INTRODUCTION

Many interactions studied in the biological and biomedical sciences occur with receptors at membrane surfaces. Prominent examples are neuroreceptors, cytokine receptors, ligand-gated ion channels, G protein-coupled receptors (GPCRs), and antibody and cytokine receptors. Interactions with these receptors are especially important to academics and the pharmaceutical industry as almost half of the 100 best-selling drugs on the market are targeted to a membrane receptor. To better understand the binding mechanisms of ligands with these receptors, the ligand-receptor interactions must be probed directly in vivo or in reconstituted membrane systems.
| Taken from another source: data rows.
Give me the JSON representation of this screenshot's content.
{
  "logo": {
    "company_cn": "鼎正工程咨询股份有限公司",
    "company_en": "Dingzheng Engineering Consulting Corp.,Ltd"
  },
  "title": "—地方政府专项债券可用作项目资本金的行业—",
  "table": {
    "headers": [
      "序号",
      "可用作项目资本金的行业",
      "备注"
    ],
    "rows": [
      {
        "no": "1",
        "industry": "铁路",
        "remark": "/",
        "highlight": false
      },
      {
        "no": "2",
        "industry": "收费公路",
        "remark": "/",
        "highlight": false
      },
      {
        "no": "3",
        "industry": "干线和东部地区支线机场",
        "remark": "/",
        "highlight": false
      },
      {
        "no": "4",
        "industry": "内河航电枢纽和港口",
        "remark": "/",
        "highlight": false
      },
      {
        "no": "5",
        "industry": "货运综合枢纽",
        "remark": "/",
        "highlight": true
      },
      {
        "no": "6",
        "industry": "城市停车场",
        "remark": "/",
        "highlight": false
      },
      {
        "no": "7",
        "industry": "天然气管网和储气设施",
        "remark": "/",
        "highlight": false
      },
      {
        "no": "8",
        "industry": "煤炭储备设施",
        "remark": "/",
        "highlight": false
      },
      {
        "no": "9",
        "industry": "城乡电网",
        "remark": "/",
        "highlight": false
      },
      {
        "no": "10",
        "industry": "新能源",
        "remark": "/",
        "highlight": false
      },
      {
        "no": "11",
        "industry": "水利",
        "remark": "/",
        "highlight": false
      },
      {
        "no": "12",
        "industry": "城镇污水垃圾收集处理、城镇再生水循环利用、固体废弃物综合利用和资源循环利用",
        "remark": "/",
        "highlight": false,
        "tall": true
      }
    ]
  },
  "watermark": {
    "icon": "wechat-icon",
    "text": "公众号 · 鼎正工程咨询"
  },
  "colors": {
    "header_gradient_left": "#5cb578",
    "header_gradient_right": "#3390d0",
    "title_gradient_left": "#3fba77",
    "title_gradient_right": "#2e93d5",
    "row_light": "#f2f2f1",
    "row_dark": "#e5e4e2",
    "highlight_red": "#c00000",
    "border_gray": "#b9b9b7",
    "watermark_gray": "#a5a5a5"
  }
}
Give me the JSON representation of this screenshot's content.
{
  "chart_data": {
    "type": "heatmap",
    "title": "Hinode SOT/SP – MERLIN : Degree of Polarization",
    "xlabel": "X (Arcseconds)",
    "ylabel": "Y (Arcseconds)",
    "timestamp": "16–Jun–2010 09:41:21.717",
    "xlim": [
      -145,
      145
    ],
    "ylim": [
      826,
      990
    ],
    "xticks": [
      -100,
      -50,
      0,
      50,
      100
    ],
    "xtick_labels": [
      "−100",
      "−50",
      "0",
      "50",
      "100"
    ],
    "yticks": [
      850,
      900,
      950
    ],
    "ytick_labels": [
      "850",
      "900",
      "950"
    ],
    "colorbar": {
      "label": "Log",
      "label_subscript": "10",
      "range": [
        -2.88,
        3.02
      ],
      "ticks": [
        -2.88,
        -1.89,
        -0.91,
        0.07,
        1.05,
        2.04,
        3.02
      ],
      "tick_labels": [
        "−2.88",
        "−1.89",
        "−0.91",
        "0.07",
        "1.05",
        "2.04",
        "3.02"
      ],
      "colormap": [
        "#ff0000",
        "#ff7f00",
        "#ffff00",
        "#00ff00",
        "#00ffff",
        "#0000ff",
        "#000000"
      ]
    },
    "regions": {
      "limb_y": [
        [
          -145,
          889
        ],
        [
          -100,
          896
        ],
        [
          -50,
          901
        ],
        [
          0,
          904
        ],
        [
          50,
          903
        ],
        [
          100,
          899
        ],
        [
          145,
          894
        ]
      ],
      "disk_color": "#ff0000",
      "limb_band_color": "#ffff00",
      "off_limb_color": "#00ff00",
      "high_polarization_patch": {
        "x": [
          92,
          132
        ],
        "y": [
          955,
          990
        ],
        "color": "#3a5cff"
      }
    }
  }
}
Most techniques for detailed kinetic analysis of molecular recognition events are applied in solution phase using a truncated, soluble form of the receptor. Membrane receptors, however, possess significant hydrophobic domains and are likely to have different tertiary structures and binding affinities in solution relative to those occurring in a membrane environment. This approach is limited to receptors containing a single transmembrane domain and does not allow the study of signaling cascades triggered by ligand binding to a receptor or the investigation of complex membrane proteins that often homo- or heterodimerize. However, in the last 10 years there has been significant progress in the development of techniques that allow the analysis of membrane-associated ligand–receptor interactions in a model resembling their native membrane environment.

Biophysical techniques such as patch clamping, magic angle spinning nuclear magnetic resonance (MAS-NMR), fluorescence correlation spectroscopy, fluorescence resonance energy transfer, and analytical ultracentrifugation have been applied to the analysis of binding to whole cells, membrane protoplasts, and proteoliposomes.